Vento forte
Tem
acontecido. E eu acho isso tão bom! Ocorreu, outro dia, d’eu acordar
cantarolando uma música muito firme, com refrão forte, composta inteirinha no
sonho da noite. Só que, como era resultado da fantasia, da feita que tornei para
a realidade esqueci tudo (pudera, mas quando já que tenho pegada para
composições com refrões fortes! Dá-se que vou continuar sendo um compositor da
margem reta, quieta e esquecida).
Agora
pela passagem do dia dos pais, aconteceu de novo e foi um espetáculo de não
esquecer. A eternidade prazerosa que a música dá causa, em segundos, em
instantes que nem sei contar; se ajeita no inconsciente de forma tão justa, que
parece milagre de ressurgir e reviver. E olha a moda que este sonho me inventou:
partilhei aquela ilusão maravilhosa com o Dhjeymes.

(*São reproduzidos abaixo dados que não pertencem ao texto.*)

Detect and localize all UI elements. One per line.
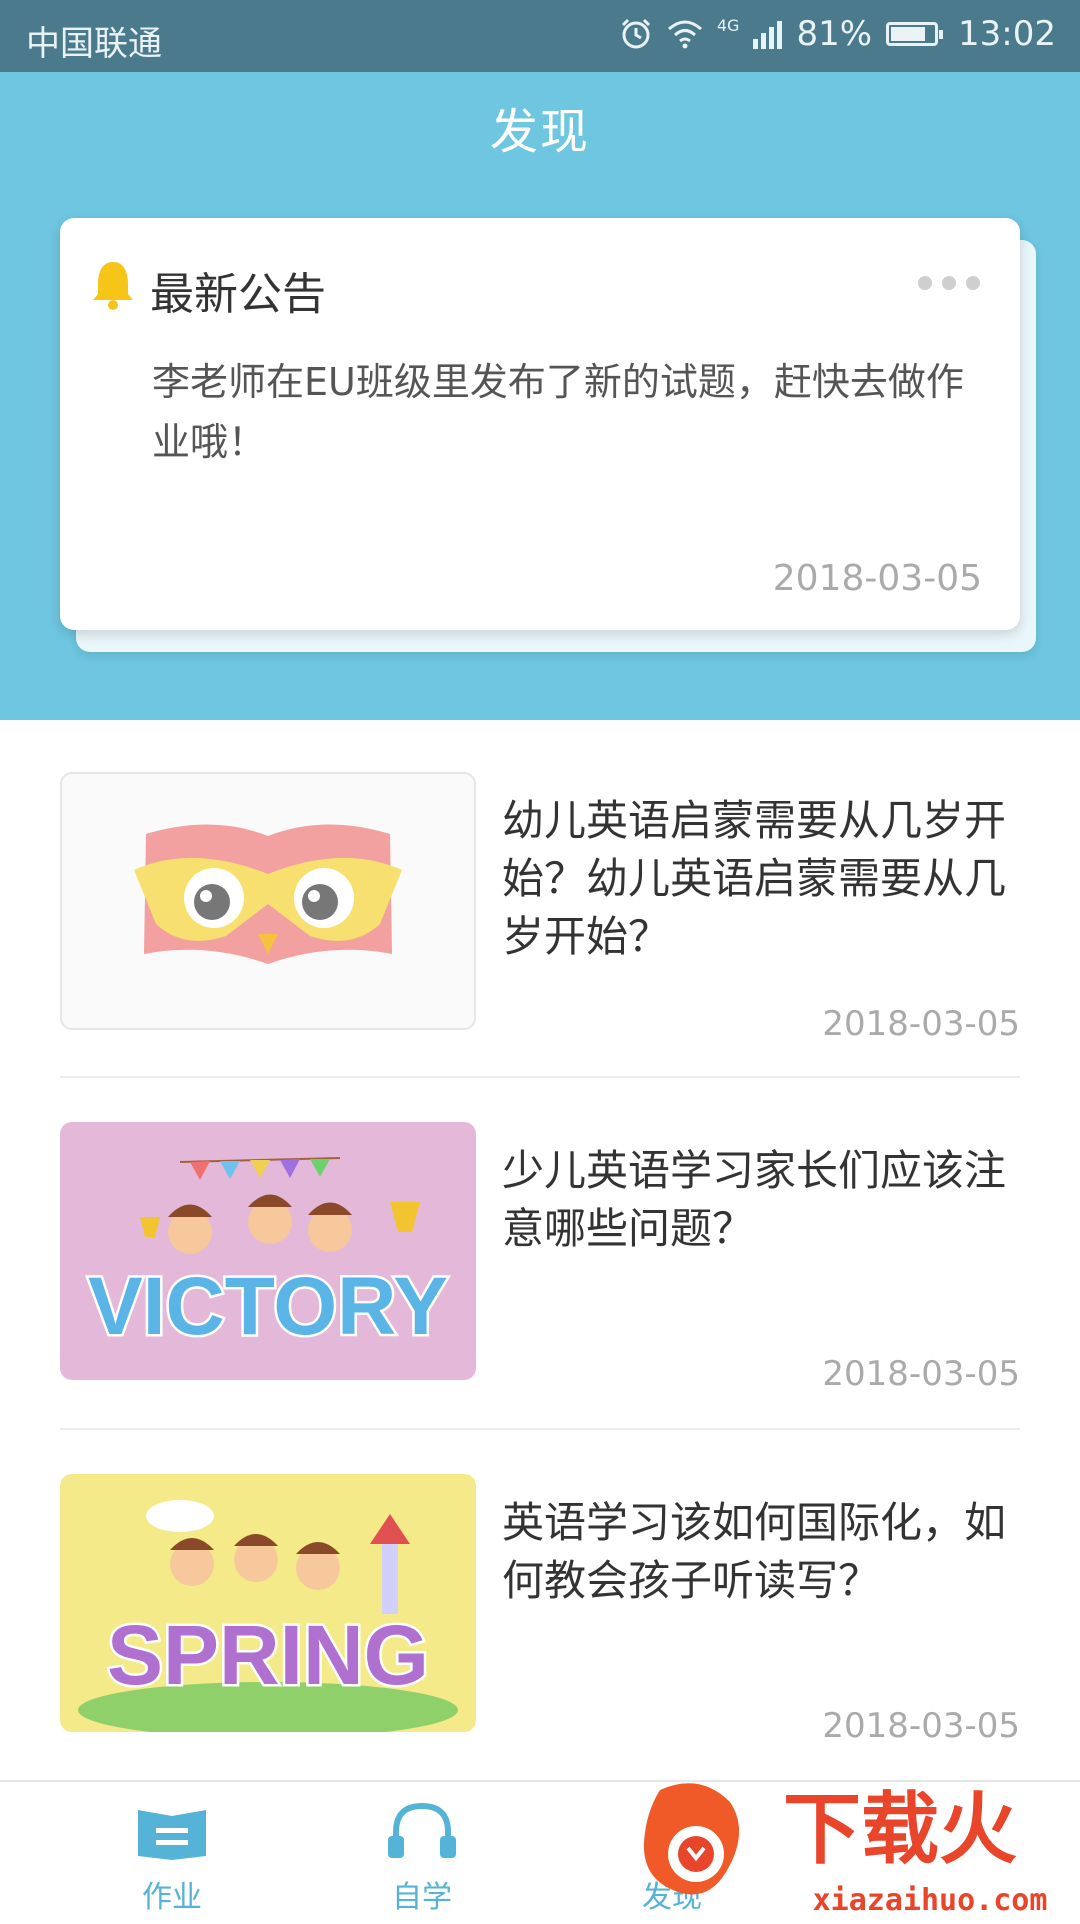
article-item[interactable]: VICTORY 少儿英语学习家长们应该注意哪些问题？ 2018-03-05 [60, 1122, 1020, 1394]
battery-percent: 81% [796, 14, 873, 54]
article-thumbnail-owl [60, 772, 476, 1030]
victory-text: VICTORY [88, 1261, 448, 1352]
article-title: 英语学习该如何国际化，如何教会孩子听读写？ [502, 1498, 1007, 1605]
notice-title: 最新公告 [150, 269, 326, 320]
owl-logo-icon [134, 824, 402, 964]
signal-icon [753, 19, 783, 49]
article-date: 2018-03-05 [822, 1004, 1020, 1044]
xiazaihuo-logo-icon: 下载火 xiazaihuo.com [643, 1783, 1048, 1918]
watermark: 下载火 xiazaihuo.com [630, 1772, 1080, 1920]
divider [60, 1428, 1020, 1430]
headphones-icon [388, 1802, 456, 1858]
alarm-icon [621, 18, 650, 49]
status-bar: 中国联通 4G 81% 13:02 [0, 0, 1080, 72]
book-icon [138, 1810, 206, 1860]
spring-text: SPRING [107, 1608, 429, 1702]
article-title: 幼儿英语启蒙需要从几岁开始？幼儿英语启蒙需要从几岁开始？ [502, 796, 1007, 961]
tab-self-study-label: 自学 [392, 1880, 452, 1915]
more-icon[interactable] [918, 276, 980, 290]
battery-icon [886, 22, 944, 46]
watermark-url: xiazaihuo.com [813, 1883, 1048, 1918]
page-title: 发现 [489, 104, 590, 160]
wifi-icon [667, 20, 702, 49]
notice-date: 2018-03-05 [772, 558, 982, 599]
tab-homework[interactable]: 作业 [92, 1802, 252, 1916]
tab-self-study[interactable]: 自学 [342, 1802, 502, 1916]
spring-illustration-icon: SPRING [78, 1500, 458, 1732]
network-type: 4G [716, 16, 740, 35]
article-thumbnail-spring: SPRING [60, 1474, 476, 1732]
article-date: 2018-03-05 [822, 1354, 1020, 1394]
watermark-brand: 下载火 [783, 1785, 1017, 1875]
article-title: 少儿英语学习家长们应该注意哪些问题？ [502, 1146, 1007, 1253]
article-thumbnail-victory: VICTORY [60, 1122, 476, 1380]
tab-homework-label: 作业 [142, 1880, 202, 1915]
battery-fill [891, 27, 926, 41]
divider [60, 1076, 1020, 1078]
discover-header: 发现 最新公告 李老师在EU班级里发布了新的试题，赶快去做作业哦！ 2018-0… [0, 72, 1080, 720]
article-item[interactable]: 幼儿英语启蒙需要从几岁开始？幼儿英语启蒙需要从几岁开始？ 2018-03-05 [60, 772, 1020, 1044]
victory-illustration-icon: VICTORY [86, 1157, 450, 1355]
carrier-name: 中国联通 [26, 24, 162, 64]
bell-icon [93, 262, 133, 310]
clock: 13:02 [958, 14, 1056, 54]
article-item[interactable]: SPRING 英语学习该如何国际化，如何教会孩子听读写？ 2018-03-05 [60, 1474, 1020, 1746]
notice-card[interactable]: 最新公告 李老师在EU班级里发布了新的试题，赶快去做作业哦！ 2018-03-0… [60, 218, 1020, 630]
article-date: 2018-03-05 [822, 1706, 1020, 1746]
notice-body: 李老师在EU班级里发布了新的试题，赶快去做作业哦！ [152, 360, 964, 464]
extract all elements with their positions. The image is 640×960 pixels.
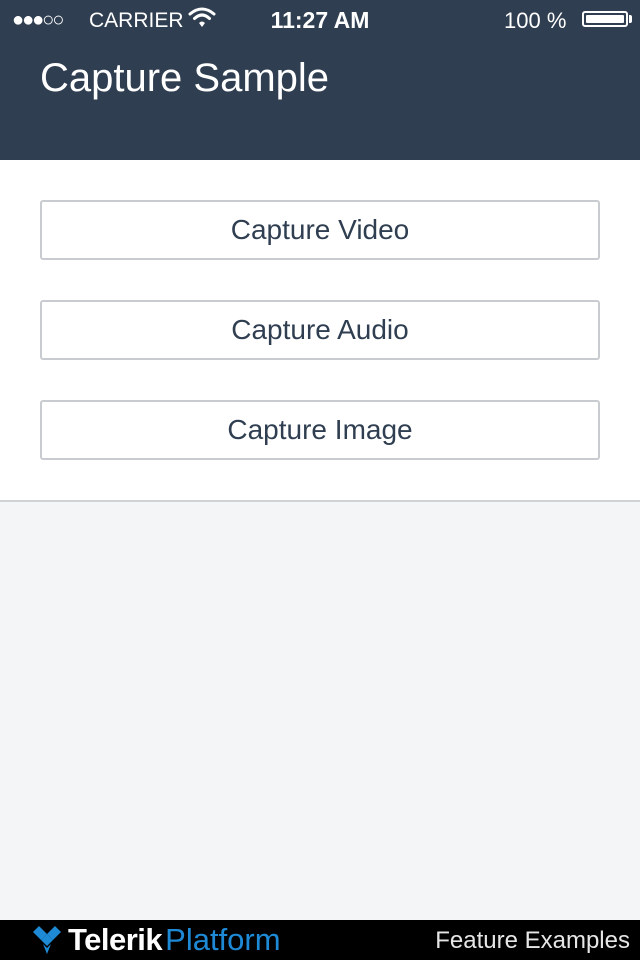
logo-word-platform: Platform <box>165 922 281 957</box>
telerik-logo-icon <box>33 926 61 954</box>
battery-percentage: 100 % <box>504 8 567 33</box>
battery-tip <box>629 15 632 23</box>
capture-video-button[interactable]: Capture Video <box>40 200 600 260</box>
app-header: ●●●○○ CARRIER 11:27 AM 100 % Capture Sam… <box>0 0 640 160</box>
footer-bar: Telerik Platform Feature Examples <box>0 920 640 960</box>
status-bar: ●●●○○ CARRIER 11:27 AM 100 % <box>0 0 640 40</box>
capture-button-panel: Capture Video Capture Audio Capture Imag… <box>0 160 640 502</box>
page-title: Capture Sample <box>40 56 330 100</box>
logo-word-telerik: Telerik <box>68 922 163 957</box>
capture-image-button[interactable]: Capture Image <box>40 400 600 460</box>
feature-examples-link[interactable]: Feature Examples <box>435 927 630 955</box>
capture-audio-button[interactable]: Capture Audio <box>40 300 600 360</box>
battery-level-fill <box>586 15 624 23</box>
battery-icon <box>582 11 628 27</box>
app-screen: ●●●○○ CARRIER 11:27 AM 100 % Capture Sam… <box>0 0 640 960</box>
telerik-platform-logo[interactable]: Telerik Platform <box>30 922 281 958</box>
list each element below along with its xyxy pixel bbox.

E logo numa canção do Fagner
das antigas, dos primeiros discos dele: “Vento forte” (como para a boa
desenvoltura do Dhjeymes, deveria ser).
Então,
o Dhjeymes... Nos conhecemos na Universidade. Era de uma turma de Geologia que
eu desembarquei em persistente tentativa, na verdade, a última, de continuar o
curso. Nos demos. É um rapazinho adorável. Considerado na TF. E muito pela simpatia
e pelo humor refinado. A mim me conquistou exatamente pela música (e também pelo
primor na imitação do jurássico implacável Velociraptor, aos moldes das tensões
e suspenses do filme). De um tempo em diante passei a me referir a ele como meu
contemporâneo, assim por causa de gostos e lembranças musicais comuns. Era
antenado nas canções de gerações bem antes da dele. Fazíamos porfias. Eu, mais
velho, já além dos quarenta, ia buscar do fundo do baú uma pérola do cancioneiro.
Dava uma dica, uma pista, e não é que o pequeno conhecia, dizia o intérprete, o
autor, cantava um trechinho. Era na obra
do Chico Buarque, porém, que ele era craque. Sabia tudo. Em algumas porfias,
perdi pra ele. Bem justificada a presença do Dhjeymes no meu sonho musical, a
calhar, ora se não.
O sonho
era assim: eu pegava o violão com gosto, acertava o tom, num Dó natural
resoluto e do nada me aparecia o Dhjeymes fazendo um coro comigo, dominando os
detalhes melódicos antigos, nostálgicos, carregados de emoção. E cantamos, e
cantamos. E eu trocava as notas com uma leveza, com uma certeza harmônica e
havia conivência nos olhares e eu admirava aquele garoto e aquela generosidade
que ele tinha em me acompanhar, e o carinho que ele demonstrava por mim, por
essa arte cristã, humana, de cantarmos juntos. Sonho é sempre assim, absoluto.
Composições cósmicas intangíveis donde nenhuma dúvida vinga. Insegurança alguma
se cria. Espaço sem dimensão que nos abriga e nos protege no gozo. Sonho é
resistência às imperfeições da alma. Às demências do coletivo social que pregam
o mal. Sonhar é sinuosidade, é reta torta, oblongada trajetória adimensional, e
é canção cujo tom pode ser o menos presunçoso. Um humilde Dó natural. E que já
vale. Que te preenche. E que te anima, quando tudo passa, a atravessar o dia
todo cantarolando aquela canção. E foi o que eu fiz. No raiar do sol, espiei para
a manhã, respirei o dia, tomei um café frugal, corri para o violão e... o sonho
acabou.
A
realidade mostrou que com mais gosto eu me abraçasse ao violão, não saiu foi
nada. Aceitei que sonho é sonho e que eu, acordado, não sabia tocar a canção “Vento
forte” do Fagner. Vá lá que seja, perseverei. Tirei o vinil da capa, pus pra
rodar no meu três-em-um. E passei o dia todo cantando: “Vento forte/o amor pode
ser... É loucura / que me faz te querer demais”.